Introduction to HWC and DataFrame APIs

As an Apache Spark developer, you learn the code constructs for executing Apache Hive queries using the HiveWarehouseSession API. In Spark source code, you see how to create an instance of HiveWarehouseSession. You also learn how to access a Hive ACID table using DataFrames.

Supported APIs

  • Spark SQL

    Supports built-in Spark SQL query read (only) patterns. Output conforms to built-in spark.sql conventions.

    Example

    $ spark-shell <parameters to specify HWC jar and config settings>
    scala> sql("select * from managedTable").show 
    scala> spark.read.table("managedTable").show
  • HWC

    Supports HiveWarehouse Session API operations using the HWC sql API. The .execute() and .executeQuery() methods are deprecated.

    Example
    scala> val hive = com.hortonworks.hwc.HiveWarehouseSession.session(spark).build()
    scala> hive.sql("select * from emp_acid").show
    scala> hive.sql("select e.emp_id, e.first_name, d.name department from emp_acid e join dept_ext d on e.dept_id = d.id").show
  • DataFrames

    Supports accessing a Hive ACID table from Scala, or pySpark, directly using DataFrames. Direct reads and writes from the file are not supported.
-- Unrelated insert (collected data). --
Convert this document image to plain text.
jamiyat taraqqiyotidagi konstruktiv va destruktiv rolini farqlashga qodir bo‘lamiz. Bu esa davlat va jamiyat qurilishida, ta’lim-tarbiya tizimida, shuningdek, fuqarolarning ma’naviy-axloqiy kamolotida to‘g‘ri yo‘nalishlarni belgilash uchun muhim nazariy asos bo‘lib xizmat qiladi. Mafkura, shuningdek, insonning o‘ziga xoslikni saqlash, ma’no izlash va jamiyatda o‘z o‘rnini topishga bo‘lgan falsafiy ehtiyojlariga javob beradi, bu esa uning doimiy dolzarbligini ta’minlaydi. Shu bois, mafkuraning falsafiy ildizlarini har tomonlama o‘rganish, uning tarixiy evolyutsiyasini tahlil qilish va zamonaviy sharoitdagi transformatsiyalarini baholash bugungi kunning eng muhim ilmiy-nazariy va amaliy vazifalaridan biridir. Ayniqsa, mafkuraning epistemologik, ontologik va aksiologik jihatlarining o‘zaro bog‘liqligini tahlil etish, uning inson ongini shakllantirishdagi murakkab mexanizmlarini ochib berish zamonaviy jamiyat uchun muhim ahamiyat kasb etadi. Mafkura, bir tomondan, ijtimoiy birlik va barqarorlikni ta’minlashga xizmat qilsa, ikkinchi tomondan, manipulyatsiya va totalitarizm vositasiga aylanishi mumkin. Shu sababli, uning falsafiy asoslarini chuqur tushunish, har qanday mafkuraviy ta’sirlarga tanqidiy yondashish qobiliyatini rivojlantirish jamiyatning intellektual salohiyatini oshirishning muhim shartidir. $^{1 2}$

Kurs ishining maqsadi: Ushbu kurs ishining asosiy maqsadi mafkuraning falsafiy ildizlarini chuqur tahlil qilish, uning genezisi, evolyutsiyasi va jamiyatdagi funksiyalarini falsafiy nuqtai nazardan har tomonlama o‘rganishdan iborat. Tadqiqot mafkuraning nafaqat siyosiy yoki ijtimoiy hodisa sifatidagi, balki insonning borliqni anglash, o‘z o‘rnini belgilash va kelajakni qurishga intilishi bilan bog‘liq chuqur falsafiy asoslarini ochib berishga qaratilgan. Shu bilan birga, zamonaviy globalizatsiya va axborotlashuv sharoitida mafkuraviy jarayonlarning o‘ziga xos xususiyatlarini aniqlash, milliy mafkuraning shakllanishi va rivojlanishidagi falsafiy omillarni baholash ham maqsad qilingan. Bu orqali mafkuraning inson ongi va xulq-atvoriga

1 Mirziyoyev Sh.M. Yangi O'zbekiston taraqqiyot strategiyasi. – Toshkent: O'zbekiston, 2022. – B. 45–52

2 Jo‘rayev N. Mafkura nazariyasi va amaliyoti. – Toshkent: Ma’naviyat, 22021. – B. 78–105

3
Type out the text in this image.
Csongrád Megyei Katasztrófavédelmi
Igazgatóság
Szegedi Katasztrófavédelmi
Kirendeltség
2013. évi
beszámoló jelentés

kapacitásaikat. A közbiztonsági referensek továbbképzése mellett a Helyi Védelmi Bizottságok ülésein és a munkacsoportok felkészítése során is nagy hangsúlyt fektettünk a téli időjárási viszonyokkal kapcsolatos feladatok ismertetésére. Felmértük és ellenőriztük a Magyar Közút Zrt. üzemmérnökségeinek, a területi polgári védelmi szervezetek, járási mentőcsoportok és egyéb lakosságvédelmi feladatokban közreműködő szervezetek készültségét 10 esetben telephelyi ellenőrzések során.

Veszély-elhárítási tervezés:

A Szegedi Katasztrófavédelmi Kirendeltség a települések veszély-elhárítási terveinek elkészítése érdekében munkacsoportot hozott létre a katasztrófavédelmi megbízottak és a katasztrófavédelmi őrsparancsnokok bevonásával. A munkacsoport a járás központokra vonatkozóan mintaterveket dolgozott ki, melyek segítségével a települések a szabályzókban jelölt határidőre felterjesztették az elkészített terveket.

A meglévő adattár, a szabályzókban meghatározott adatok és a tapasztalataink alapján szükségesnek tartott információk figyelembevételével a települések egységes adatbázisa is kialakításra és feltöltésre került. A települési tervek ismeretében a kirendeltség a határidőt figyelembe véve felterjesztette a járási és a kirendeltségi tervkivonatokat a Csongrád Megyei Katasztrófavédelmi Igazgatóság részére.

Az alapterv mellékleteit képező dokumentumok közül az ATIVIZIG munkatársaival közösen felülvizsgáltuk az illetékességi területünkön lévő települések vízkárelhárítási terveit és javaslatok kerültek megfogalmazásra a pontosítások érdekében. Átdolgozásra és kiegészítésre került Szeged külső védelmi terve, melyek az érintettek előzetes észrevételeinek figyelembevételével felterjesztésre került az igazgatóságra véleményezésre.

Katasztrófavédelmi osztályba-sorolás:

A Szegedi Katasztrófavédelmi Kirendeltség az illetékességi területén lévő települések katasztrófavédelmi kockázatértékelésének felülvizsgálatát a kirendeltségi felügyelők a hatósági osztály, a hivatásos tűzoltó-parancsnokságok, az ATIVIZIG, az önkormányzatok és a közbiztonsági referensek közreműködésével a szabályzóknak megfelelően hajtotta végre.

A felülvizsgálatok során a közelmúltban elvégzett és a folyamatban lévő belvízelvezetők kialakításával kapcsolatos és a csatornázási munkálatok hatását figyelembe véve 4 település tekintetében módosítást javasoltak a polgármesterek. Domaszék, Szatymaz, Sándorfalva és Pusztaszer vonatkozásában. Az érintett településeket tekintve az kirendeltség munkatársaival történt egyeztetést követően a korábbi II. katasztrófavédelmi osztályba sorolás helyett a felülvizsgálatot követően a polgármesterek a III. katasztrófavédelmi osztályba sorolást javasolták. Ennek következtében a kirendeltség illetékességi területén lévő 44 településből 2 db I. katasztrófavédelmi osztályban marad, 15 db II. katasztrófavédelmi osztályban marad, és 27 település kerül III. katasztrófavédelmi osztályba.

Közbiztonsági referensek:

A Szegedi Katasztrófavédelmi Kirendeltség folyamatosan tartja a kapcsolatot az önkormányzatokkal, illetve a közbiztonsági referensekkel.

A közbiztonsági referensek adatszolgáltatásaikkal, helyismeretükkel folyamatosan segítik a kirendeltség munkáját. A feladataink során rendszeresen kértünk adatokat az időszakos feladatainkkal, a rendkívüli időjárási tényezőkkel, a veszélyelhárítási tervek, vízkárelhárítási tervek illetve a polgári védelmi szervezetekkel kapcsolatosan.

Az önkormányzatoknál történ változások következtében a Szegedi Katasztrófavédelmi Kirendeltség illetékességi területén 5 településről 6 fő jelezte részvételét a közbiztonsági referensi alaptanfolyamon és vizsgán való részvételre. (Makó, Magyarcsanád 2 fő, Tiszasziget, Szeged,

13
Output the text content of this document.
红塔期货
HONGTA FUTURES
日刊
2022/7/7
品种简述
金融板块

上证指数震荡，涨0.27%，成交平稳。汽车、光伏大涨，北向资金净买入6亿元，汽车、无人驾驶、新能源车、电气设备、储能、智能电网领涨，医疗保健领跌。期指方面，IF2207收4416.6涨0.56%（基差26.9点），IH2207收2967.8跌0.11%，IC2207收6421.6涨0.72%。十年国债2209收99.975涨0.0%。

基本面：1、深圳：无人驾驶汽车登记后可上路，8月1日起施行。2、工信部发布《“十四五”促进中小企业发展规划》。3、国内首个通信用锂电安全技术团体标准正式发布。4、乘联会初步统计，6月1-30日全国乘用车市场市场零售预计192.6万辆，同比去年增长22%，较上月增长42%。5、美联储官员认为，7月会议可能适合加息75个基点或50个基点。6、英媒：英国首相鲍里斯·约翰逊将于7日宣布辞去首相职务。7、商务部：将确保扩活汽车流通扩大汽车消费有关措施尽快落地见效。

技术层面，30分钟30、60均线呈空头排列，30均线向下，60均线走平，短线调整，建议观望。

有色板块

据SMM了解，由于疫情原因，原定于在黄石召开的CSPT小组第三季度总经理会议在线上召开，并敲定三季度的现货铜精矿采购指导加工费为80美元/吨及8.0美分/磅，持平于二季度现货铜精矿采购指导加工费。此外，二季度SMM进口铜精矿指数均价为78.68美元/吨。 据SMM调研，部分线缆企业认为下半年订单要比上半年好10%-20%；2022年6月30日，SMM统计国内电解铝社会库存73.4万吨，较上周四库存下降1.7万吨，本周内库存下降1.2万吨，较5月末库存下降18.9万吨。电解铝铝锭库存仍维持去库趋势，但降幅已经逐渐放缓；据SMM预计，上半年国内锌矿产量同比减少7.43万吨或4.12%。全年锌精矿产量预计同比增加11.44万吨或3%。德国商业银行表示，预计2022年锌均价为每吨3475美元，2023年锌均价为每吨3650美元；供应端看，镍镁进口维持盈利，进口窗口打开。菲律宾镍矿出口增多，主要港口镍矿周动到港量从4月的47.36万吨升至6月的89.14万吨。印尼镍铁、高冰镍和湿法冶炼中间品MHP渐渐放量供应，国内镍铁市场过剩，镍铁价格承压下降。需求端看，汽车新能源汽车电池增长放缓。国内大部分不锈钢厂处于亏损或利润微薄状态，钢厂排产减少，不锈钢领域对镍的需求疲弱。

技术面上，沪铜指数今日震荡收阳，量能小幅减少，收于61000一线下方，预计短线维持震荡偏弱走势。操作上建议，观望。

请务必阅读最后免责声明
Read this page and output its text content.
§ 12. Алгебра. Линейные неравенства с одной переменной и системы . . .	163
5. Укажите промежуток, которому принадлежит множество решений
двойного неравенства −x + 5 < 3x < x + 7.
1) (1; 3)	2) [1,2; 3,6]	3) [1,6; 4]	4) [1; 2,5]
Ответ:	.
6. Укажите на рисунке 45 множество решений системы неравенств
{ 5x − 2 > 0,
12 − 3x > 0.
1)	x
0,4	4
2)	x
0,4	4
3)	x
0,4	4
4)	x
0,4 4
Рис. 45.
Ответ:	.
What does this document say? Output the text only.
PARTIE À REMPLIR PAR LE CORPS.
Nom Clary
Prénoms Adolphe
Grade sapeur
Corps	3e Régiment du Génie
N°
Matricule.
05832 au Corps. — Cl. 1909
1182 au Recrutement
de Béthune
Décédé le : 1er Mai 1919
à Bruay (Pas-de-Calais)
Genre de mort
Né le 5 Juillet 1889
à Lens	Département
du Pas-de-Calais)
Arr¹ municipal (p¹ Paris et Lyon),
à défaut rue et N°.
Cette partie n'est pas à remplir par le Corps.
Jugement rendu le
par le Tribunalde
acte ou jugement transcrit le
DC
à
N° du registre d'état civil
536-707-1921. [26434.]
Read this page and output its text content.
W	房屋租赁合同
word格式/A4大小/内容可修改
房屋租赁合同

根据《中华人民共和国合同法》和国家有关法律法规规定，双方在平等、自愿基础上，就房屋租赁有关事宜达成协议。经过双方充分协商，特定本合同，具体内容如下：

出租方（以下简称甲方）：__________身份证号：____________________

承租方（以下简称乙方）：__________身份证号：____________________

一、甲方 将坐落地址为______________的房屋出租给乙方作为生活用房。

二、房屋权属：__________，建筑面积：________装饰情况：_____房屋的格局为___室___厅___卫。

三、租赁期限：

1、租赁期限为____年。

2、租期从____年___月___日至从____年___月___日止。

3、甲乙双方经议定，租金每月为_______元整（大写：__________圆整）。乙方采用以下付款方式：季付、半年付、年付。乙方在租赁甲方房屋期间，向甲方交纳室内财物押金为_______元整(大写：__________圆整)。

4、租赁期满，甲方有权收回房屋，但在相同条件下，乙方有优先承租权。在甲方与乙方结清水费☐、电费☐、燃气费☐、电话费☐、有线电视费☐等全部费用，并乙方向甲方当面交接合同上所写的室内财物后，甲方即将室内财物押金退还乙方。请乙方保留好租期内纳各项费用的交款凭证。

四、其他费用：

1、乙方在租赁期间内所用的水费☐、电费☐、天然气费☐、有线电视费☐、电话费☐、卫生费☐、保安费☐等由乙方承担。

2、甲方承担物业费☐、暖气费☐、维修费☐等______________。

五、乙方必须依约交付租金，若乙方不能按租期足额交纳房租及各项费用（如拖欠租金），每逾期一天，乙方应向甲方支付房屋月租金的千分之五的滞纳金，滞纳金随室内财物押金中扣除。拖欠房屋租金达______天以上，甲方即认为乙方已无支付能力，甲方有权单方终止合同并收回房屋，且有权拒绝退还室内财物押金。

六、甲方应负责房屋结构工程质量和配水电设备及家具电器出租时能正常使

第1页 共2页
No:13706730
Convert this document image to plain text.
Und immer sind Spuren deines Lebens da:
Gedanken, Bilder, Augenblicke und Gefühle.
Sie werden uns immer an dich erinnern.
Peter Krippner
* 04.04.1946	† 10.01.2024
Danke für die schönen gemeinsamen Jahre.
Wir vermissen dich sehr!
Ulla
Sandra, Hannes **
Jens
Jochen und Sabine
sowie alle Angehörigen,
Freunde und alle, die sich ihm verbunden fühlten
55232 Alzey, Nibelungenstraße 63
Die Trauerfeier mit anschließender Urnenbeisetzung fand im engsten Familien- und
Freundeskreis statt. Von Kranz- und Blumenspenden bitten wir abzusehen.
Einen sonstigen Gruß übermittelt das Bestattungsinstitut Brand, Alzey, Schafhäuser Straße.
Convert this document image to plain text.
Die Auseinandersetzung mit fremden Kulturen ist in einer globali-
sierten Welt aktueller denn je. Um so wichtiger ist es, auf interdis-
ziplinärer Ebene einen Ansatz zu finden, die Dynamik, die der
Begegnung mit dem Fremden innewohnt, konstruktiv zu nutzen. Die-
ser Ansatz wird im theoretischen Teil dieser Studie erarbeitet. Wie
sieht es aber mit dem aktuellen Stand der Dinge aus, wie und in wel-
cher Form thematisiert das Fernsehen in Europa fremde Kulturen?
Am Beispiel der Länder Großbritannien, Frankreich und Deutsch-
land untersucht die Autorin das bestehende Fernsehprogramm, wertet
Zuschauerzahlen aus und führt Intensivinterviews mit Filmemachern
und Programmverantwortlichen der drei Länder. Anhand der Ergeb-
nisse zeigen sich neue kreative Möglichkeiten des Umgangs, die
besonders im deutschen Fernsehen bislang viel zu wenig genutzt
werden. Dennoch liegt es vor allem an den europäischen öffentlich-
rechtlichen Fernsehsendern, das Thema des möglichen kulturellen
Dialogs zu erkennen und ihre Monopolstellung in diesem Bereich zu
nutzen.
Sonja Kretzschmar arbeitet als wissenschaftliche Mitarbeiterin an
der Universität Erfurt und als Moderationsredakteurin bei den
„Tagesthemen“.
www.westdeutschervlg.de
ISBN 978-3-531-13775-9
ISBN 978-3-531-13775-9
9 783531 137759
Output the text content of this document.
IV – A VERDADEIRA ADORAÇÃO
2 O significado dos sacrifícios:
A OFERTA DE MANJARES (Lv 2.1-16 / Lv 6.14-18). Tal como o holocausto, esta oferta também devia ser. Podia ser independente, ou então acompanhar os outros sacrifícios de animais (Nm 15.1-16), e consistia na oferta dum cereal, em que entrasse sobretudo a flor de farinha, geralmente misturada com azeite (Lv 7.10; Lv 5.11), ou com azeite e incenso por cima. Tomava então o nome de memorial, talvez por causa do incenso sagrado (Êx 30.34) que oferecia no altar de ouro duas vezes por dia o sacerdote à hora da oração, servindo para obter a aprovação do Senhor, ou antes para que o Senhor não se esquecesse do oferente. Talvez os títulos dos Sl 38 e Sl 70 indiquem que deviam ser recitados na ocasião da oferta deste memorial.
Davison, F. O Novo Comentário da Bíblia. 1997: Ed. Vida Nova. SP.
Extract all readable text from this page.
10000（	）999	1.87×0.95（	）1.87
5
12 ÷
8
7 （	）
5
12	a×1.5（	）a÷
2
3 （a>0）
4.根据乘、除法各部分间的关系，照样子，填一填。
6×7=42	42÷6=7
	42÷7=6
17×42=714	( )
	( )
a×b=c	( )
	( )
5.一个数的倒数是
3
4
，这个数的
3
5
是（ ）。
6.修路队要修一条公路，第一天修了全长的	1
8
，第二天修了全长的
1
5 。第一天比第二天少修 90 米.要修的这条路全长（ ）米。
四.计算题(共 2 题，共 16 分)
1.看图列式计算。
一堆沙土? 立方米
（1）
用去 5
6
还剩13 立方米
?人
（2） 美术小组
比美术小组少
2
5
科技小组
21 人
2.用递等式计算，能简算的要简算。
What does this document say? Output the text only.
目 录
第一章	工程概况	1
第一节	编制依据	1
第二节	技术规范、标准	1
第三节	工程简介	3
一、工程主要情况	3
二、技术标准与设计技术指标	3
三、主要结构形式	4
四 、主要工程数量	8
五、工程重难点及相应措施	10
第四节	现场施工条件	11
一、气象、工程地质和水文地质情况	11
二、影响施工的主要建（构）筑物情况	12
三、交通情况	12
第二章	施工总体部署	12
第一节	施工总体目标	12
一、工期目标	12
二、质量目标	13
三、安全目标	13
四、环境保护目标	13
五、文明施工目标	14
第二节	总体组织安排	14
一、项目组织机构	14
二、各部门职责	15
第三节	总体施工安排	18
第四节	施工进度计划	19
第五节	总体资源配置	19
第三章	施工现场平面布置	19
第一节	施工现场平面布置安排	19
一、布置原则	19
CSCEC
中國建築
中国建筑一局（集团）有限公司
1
    Hive ACID tables are tables in Hive metastore and must be formatted using DataFrames as follows:

    Syntax
    val df = hive.sql("<SELECT query>")
    Example
    scala> val df = hive.sql("select * from managedTable where a=100")
    scala> df.collect()

Import statements and variables

The following string constants are defined by the API:

  • HIVE_WAREHOUSE_CONNECTOR
  • DATAFRAME_TO_STREAM
  • STREAM_TO_STREAM

Assuming spark is running in an existing SparkSession, use this code for imports:

  • Scala
    import com.hortonworks.hwc.HiveWarehouseSession
    import com.hortonworks.hwc.HiveWarehouseSession._
    val hive = HiveWarehouseSession.session(spark).build()
  • Java
    import com.hortonworks.hwc.HiveWarehouseSession;
    import static com.hortonworks.hwc.HiveWarehouseSession.*;
    HiveWarehouseSession hive = HiveWarehouseSession.session(spark).build();
  • Python
    from pyspark_llap import HiveWarehouseSession
    hive = HiveWarehouseSession.session(spark).build()

Executing queries

HWC supports the hive.sql() API for executing queries. You can also use the Spark SQL to query Hive managed tables, however, it is recommened that you use the HWC sql method.
  • .sql()
    • Executes queries in both the read modes — Direct Reader and JDBC modes.

    • Consistent with the Spark sql interface.

    • Masks the internal implementation based on the cluster type you configured.

Results are returned as a DataFrame to Spark.

Support of HWC read modes on Hive tables or views

The following table represents the different Hive tables or views that are supported by the various HWC read modes:
Mode vs Table Full ACID table Insert-only ACID table View (created on a managed table) Materialized view (created on a managed table)
DIRECT_READER_V1 Yes Yes Yes Yes
DIRECT_READER_V2 Yes Yes Yes Yes
JDBC_CLUSTER Yes Yes Yes Yes

It is recommended that you do not use Managed non-transactional tables. Such tables should ideally be converted to external tables.

Support of HWC read modes on table formats

The following table formats are supported by HWC while reading a table:
Mode ORC Parquet Avro Textfile
DIRECT_READER_V1 Yes Yes Yes Yes
DIRECT_READER_V2 Yes Yes Yes Yes
JDBC_CLUSTER Yes Yes Yes Yes

hive.sql vs. spark.sql

There are a number of important differences between the hive.sql and spark.sql functions:
  • hive.sql() is explicitly defined in HWC and can be used across all read modes to query Apache Hive managed tables (full ACID and insert-only ACID tables).
  • spark.sql() can also be used across all the read modes to query an Apache Hive managed table. However, it is recommended that you use hive.sql() over spark.sql().
  • The Direct Reader imposes the constraint that the Hive table must be transactional.